R’s capacity for data storage and computation is very large compared to what was available 10 years ago. The following code generate 5 million numbers from \(\mathrm{Bin}(1 \times 10^6, 0.5)\) distribution and store them in a vector called big.bin.draws.

big.bin.draws <- rbinom(n = 5e6, size = 1e6, prob = 0.5)
  1. Create a new vector, called big.bin.draws.standardized, which is given by taking big.bin.draws, subtracting off its mean, and then dividing by its standard deviation. Calculate the mean and standard deviation of big.bin.draws.standardized. (These should be 0 and 1, respectively, or very close to it; if not, you’ve made a mistake somewhere).
big.bin.draws.standardized <- ((big.bin.draws)-mean(big.bin.draws)/sd(big.bin.draws))
mean(big.bin.draws) # mean
## [1] 499999.7
sd(big.bin.draws) # sd
## [1] 500.1553
  1. Convert big.bin.draws into a list using as.list() and save the result as big.bin.draws.list. Check that you indeed have a list by calling class() on the result. Check also that your list has the right length, and that its 1159th element is equal to that of big.bin.draws.
big.bin.draws.list <- as.list(big.bin.draws)
class(big.bin.draws)
## [1] "integer"
length(big.bin.draws)
## [1] 5000000
big.bin.draws.list[1159]
## [[1]]
## [1] 499202
as.list(big.bin.draws[1159])
## [[1]]
## [1] 499202
  1. Run the code below, to standardize the binomial draws in the list big.bin.draws.list.

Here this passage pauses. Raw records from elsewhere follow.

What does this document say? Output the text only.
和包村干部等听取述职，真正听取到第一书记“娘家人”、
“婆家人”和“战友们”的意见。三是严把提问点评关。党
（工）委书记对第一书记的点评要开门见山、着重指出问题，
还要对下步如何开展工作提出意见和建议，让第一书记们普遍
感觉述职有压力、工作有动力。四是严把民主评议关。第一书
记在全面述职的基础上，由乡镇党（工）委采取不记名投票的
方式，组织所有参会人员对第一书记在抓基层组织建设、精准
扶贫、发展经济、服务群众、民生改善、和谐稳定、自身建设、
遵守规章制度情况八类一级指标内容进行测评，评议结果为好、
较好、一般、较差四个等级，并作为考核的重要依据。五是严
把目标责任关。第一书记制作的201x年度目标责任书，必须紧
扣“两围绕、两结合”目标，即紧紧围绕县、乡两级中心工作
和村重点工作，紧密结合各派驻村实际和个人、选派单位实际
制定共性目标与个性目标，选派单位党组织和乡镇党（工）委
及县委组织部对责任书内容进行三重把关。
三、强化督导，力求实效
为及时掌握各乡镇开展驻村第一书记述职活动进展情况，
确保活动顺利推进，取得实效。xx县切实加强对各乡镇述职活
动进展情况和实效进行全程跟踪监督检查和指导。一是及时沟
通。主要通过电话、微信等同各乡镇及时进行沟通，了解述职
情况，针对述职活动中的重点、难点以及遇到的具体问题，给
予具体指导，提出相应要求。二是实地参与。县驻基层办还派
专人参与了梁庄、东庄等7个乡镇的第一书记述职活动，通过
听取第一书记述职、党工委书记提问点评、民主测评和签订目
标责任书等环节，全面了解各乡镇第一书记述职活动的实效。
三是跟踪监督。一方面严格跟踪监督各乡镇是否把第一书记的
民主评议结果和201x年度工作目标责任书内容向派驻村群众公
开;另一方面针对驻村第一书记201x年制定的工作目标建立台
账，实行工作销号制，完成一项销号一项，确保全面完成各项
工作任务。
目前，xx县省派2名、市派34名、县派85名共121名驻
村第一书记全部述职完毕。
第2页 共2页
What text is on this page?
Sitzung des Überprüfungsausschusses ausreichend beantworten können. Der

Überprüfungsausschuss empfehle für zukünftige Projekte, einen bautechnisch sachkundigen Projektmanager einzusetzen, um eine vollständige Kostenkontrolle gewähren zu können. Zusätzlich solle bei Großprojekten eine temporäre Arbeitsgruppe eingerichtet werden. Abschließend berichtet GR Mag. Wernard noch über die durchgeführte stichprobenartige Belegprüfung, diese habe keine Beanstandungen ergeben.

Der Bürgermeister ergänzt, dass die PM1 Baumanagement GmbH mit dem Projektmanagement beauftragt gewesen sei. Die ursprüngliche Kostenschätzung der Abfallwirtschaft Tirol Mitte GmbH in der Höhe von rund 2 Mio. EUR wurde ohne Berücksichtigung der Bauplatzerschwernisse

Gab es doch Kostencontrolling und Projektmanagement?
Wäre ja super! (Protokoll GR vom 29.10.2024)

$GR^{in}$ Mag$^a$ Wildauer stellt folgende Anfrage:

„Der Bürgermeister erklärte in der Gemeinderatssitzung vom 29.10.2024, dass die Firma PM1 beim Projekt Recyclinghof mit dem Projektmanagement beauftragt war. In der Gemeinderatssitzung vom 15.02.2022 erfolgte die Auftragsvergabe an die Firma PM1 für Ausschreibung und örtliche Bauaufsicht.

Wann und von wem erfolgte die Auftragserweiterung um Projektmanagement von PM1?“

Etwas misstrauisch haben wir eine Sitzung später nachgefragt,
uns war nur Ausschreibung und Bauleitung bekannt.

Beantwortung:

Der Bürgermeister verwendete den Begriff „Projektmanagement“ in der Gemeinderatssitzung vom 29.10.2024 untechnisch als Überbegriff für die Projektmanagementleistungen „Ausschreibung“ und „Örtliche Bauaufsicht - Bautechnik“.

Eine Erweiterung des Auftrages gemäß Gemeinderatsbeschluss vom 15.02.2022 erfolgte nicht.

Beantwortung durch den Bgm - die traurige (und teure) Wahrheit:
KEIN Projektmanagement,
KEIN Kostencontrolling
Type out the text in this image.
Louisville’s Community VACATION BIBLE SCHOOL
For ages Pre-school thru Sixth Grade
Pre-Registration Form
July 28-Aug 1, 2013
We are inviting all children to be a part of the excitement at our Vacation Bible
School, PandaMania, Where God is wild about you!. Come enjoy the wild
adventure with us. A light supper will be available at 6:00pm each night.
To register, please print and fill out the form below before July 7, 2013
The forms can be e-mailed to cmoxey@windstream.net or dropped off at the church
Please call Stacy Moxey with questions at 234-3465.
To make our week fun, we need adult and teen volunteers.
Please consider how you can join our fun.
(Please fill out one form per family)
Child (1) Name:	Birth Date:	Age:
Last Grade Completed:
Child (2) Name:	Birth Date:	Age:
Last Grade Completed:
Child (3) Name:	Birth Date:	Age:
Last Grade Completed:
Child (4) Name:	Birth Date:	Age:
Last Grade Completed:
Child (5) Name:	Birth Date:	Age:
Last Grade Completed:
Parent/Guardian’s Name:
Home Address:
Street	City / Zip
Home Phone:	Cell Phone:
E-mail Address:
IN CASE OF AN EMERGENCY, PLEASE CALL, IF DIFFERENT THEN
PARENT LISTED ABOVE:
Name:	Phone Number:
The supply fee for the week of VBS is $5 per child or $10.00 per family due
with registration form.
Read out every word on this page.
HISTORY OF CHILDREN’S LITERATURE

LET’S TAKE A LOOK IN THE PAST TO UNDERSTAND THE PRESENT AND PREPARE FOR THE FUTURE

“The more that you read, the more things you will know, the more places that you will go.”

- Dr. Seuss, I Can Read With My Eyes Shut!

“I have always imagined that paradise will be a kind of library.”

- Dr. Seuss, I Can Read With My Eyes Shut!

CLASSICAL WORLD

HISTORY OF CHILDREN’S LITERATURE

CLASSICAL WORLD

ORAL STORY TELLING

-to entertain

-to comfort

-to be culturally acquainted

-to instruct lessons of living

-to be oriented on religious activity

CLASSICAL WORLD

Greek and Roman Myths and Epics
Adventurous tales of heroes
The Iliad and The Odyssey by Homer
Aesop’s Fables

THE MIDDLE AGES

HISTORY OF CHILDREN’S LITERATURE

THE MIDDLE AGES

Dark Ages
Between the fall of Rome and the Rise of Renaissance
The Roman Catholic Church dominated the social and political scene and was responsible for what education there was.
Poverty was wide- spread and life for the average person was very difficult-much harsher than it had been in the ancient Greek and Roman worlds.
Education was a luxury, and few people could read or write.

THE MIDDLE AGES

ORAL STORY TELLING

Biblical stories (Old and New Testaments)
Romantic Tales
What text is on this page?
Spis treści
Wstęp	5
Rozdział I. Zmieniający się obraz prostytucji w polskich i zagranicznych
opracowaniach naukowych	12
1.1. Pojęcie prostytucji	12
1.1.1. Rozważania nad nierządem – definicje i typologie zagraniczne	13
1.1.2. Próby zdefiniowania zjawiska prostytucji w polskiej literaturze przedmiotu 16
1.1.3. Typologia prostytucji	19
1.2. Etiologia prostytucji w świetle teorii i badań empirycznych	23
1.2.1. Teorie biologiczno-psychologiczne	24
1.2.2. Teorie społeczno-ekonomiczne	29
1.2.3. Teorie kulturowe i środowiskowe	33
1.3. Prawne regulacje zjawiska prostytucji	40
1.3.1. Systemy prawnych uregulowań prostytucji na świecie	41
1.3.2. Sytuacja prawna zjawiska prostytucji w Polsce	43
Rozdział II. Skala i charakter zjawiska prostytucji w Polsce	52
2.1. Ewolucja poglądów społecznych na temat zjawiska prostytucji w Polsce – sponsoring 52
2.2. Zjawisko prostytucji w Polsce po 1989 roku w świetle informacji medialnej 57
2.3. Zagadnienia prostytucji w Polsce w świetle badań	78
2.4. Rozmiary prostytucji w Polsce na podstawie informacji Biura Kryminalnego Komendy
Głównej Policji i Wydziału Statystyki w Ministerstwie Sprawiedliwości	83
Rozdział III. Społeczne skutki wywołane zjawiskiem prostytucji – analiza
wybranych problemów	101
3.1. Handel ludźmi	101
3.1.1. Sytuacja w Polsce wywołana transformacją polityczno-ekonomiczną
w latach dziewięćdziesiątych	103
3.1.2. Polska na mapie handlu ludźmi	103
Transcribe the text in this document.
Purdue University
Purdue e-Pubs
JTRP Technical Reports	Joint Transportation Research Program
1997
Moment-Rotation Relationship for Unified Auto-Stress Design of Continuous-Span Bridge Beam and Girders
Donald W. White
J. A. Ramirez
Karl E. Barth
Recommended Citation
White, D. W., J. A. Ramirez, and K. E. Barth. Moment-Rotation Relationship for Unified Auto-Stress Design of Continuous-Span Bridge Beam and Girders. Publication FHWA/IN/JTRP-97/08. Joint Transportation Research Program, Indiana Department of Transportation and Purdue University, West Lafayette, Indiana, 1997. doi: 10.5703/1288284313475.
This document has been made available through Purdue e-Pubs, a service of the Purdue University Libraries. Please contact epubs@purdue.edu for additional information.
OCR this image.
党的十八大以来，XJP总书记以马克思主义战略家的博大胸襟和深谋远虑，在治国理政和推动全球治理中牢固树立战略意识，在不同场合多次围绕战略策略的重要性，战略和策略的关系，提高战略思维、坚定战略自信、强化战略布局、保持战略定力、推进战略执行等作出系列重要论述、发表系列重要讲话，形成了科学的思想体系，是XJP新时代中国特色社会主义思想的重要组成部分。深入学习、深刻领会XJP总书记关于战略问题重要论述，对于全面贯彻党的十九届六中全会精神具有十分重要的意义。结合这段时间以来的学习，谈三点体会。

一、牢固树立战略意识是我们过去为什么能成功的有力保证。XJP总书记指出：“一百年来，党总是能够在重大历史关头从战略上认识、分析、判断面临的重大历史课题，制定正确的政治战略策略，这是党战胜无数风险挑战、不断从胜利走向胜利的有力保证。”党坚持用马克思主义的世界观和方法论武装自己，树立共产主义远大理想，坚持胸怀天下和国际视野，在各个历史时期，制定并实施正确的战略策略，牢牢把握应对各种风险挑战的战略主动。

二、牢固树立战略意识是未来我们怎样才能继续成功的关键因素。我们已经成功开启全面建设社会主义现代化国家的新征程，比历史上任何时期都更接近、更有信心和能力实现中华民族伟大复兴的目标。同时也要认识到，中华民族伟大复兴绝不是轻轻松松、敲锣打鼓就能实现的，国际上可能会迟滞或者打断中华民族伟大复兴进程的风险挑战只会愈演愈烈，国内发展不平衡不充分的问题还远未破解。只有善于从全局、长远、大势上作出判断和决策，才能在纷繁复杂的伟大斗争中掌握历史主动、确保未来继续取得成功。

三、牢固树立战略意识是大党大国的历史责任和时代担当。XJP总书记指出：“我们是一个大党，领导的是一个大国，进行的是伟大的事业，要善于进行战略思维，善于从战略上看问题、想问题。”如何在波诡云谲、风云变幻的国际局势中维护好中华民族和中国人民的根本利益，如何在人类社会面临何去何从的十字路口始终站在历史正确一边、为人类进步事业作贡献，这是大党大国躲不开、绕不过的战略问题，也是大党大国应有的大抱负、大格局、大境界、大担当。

Note that lapply() applies the function supplied in the second argument to every element of the list supplied in the first argument, and then returns a list of the function outputs. (We’ll learn much more about the apply() family of functions later in the course.) Did this lapply() command take longer to evaluate than the code you wrote in part a? (It should have; otherwise your previous code could have been improved, so go back and improve it.) Why do you think this is the case?
big.bin.draws.mean = mean(big.bin.draws)
big.bin.draws.sd = sd(big.bin.draws)
standardize = function(x) {
  return((x - big.bin.draws.mean) / big.bin.draws.sd)
}
big.bin.draws.list.standardized.slow = lapply(big.bin.draws.list, standardize)

The lapply() command did take longer to evaluate. I think this is the case because this command applies a function to elements of a list or vector and that routine likely explains the longer evaluation time.

  1. Find the number of bytes used to store big.bin.draws and big.bin.draws.list. How many megabytes (MB) is this, for each object? Which object requires more memory, and why do you think this is the case? Discuss any additional observations compared to part f of the previous question.
object.size(big.bin.draws)
## 20000048 bytes
object.size(big.bin.draws.list)
## 320000048 bytes

big.bin.draws has 20.000048 MB and big.bin.draws.list has 320.000048 MB. The list object requires more memory because it is not an integer like big.bin.draws is. The list has to allocate memory to each particular element that it entails, before and after each element.